In 2002, a group of buyout pros drove out to the Hamptons. In their trunk was the body of Gordon Gekko, and every available copy of Barbarians at the Gate. They buried Gekko, burned the books and returned to Manhattan. They then told everyone that buyout firms now do deals in partnership with company management, and that hostile bids were from a bygone era. Kinder and gentler LBOs.
That’s all well and good when credit is flowing, because friendly offers usually come at inflated valuations. But things change on the cusp of a recession, when companies opt to wait out the deflated buying season until their valuation again equals underlying assets plus optimistic upside.
It’s that latter situation we’re in today, and some buyout pros say to expect a flurry of hostile bids. They’ll technically be called unsolicited bids, but that’s really just the semantic difference between junk bonds and high-yield bonds.
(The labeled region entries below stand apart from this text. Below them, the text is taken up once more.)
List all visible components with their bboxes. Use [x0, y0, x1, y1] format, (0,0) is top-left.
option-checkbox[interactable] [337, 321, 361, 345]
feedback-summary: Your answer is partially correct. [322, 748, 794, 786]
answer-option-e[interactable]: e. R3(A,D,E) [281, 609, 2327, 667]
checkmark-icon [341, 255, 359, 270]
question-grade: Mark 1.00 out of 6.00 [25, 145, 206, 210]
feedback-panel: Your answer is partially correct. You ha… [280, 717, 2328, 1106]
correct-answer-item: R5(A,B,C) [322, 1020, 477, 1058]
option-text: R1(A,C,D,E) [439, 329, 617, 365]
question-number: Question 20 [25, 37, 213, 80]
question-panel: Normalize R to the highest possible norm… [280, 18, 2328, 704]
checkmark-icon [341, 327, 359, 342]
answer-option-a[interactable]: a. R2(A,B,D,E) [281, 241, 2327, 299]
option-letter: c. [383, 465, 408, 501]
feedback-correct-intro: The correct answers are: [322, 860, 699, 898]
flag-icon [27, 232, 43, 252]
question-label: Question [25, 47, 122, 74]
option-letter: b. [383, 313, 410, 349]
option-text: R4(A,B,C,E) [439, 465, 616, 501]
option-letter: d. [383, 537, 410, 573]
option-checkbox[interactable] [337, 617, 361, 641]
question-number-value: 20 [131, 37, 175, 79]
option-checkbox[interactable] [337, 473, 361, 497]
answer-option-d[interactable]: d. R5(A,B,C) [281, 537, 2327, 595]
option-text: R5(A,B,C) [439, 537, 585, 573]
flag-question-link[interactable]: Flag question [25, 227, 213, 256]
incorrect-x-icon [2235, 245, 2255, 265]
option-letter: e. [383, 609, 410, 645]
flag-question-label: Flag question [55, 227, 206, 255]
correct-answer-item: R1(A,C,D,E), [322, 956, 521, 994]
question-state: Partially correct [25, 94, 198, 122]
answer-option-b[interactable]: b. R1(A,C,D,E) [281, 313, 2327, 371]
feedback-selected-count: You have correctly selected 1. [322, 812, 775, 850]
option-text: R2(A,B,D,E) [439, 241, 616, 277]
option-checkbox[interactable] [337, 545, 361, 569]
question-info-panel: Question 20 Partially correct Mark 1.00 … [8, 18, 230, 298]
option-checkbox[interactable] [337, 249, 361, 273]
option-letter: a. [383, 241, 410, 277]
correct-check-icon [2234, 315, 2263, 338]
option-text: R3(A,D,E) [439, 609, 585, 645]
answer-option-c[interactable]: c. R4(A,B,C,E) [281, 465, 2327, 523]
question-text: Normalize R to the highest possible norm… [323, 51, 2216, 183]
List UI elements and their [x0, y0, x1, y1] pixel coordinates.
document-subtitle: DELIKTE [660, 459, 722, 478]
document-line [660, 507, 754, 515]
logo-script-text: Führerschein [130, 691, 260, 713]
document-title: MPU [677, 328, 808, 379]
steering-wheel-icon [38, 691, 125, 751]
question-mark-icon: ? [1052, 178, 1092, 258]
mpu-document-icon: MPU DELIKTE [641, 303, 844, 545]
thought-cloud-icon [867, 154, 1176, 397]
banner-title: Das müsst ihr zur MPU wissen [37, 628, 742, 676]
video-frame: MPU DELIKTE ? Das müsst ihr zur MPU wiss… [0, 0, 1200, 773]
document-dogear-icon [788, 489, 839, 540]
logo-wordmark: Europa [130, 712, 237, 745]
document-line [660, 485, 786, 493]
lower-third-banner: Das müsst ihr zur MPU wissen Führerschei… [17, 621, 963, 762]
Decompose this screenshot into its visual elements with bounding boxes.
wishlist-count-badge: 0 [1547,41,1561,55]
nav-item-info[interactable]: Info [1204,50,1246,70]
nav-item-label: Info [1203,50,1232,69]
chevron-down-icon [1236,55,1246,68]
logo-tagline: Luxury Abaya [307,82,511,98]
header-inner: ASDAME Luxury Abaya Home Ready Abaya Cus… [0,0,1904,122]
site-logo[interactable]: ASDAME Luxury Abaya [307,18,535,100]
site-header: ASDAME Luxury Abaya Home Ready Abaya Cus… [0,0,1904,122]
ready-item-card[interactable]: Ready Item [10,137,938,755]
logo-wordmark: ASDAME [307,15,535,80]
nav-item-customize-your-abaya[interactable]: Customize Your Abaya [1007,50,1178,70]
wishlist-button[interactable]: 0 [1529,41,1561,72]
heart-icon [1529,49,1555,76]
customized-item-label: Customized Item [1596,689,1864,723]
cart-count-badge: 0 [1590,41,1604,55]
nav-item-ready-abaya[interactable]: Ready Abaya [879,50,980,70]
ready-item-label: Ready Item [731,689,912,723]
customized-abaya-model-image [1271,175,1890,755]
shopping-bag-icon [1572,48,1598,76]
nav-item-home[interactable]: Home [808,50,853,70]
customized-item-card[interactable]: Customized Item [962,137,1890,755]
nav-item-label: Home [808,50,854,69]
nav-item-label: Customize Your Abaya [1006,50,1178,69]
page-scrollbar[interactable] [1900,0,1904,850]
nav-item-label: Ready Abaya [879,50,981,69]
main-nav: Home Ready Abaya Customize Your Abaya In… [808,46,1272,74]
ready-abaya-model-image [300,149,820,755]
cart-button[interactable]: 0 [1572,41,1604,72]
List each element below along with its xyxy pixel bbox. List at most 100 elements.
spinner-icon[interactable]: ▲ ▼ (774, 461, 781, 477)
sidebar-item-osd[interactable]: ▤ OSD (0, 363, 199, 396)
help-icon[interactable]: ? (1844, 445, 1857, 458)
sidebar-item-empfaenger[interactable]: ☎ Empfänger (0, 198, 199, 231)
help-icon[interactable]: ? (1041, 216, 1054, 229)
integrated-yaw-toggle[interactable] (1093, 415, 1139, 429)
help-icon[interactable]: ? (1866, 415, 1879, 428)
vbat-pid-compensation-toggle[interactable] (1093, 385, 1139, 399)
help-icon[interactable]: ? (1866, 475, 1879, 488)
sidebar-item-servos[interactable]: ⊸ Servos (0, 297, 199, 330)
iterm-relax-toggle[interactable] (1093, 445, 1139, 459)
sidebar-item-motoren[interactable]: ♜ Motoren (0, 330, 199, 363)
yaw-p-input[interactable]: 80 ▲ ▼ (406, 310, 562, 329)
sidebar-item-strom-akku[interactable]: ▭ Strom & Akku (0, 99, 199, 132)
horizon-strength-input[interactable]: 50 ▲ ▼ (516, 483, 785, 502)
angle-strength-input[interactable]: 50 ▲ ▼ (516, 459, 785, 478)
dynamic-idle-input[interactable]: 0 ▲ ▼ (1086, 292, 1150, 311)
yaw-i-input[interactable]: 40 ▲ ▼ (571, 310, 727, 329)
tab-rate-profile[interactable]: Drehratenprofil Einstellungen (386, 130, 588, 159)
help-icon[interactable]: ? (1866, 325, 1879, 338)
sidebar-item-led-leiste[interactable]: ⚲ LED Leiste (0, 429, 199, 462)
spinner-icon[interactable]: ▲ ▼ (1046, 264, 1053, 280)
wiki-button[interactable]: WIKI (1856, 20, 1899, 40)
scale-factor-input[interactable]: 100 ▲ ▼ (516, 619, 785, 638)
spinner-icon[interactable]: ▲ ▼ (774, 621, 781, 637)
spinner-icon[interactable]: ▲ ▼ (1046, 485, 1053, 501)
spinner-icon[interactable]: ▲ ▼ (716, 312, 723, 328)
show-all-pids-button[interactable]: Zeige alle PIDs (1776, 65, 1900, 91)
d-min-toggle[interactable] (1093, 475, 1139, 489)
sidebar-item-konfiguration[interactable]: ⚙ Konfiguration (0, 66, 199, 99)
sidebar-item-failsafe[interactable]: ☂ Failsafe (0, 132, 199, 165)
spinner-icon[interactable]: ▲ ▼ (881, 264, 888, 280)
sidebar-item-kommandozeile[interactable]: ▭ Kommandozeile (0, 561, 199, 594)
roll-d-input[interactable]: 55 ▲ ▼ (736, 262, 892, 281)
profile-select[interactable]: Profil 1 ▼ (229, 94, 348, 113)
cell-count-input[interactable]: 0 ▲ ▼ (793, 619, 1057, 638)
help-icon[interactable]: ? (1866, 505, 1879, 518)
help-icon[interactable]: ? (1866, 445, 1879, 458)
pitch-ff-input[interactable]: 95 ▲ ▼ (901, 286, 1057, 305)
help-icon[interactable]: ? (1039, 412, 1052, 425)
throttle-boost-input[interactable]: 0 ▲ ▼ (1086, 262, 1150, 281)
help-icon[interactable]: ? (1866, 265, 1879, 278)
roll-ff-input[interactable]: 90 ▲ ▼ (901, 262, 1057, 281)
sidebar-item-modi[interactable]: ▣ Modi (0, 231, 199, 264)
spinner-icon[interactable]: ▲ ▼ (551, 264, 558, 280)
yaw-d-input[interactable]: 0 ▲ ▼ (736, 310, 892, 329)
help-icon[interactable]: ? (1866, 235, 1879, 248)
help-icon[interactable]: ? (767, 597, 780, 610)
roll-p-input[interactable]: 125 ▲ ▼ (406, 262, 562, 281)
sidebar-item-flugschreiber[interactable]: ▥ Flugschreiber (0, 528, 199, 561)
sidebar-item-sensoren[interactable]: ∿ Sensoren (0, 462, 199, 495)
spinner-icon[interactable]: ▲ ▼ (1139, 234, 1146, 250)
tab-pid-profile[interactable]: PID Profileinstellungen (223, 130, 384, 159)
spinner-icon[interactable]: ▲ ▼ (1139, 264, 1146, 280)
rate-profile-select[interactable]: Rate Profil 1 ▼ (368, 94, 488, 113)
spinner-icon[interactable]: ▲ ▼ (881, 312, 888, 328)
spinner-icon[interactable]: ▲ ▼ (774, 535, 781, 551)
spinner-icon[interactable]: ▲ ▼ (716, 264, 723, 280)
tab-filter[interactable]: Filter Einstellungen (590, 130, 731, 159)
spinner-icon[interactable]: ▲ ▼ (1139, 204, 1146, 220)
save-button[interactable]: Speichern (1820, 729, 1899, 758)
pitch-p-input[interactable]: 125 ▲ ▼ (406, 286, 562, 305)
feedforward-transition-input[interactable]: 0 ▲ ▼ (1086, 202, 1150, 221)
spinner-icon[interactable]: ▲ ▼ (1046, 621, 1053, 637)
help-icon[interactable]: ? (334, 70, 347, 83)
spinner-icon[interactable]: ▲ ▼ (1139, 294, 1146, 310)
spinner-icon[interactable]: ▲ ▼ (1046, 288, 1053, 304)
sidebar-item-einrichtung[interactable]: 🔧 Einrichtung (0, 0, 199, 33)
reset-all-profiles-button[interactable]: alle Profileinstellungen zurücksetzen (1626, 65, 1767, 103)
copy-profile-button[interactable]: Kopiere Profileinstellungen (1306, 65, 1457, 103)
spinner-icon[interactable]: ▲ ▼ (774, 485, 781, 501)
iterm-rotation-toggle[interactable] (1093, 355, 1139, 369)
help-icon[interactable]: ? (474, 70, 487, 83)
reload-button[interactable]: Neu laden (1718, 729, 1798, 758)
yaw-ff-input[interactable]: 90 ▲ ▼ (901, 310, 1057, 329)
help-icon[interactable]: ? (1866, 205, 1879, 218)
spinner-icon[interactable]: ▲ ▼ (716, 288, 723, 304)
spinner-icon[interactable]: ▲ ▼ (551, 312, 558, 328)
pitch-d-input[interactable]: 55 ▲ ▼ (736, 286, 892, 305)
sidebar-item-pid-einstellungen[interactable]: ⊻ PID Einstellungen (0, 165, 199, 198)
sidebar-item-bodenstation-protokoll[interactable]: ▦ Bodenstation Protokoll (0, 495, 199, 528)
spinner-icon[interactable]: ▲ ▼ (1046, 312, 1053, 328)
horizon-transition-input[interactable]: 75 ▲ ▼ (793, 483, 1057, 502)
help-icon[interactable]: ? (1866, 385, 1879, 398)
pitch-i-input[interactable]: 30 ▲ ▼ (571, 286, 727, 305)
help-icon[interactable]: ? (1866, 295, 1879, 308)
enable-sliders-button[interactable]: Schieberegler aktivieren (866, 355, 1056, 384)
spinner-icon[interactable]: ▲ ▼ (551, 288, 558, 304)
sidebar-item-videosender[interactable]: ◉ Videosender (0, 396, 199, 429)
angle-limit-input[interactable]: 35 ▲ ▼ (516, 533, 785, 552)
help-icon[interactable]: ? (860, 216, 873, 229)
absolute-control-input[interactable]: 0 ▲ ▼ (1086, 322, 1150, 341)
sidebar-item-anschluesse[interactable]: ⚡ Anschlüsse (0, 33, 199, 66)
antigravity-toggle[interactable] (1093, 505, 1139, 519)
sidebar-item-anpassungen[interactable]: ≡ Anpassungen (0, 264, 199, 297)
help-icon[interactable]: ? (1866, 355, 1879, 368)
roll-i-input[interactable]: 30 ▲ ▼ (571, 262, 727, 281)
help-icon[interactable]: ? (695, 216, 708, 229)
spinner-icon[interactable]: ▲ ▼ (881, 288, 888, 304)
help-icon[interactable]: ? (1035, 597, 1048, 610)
One of the first such attempts came today, when TPG and Sumitomo offered to buy Axcelis Technologies, which makes ion implantation devices for chip makers. The $544 million bid values Axcelis at $5.20 per share, which is a 29% premium to Friday’s closing price, but still about 10% shy of its average closing price over the past year. In other words, TPG and Sumitomo are bargain shopping, and Axcelis’ initial response did not seem too appreciative.
No one deal is determinative of another, but we’ll keep an eye on Axcelis to see what happens. Private equity firms will ultimately choose ROI over PR if put in a corner, which means that it might be time to dig up the past.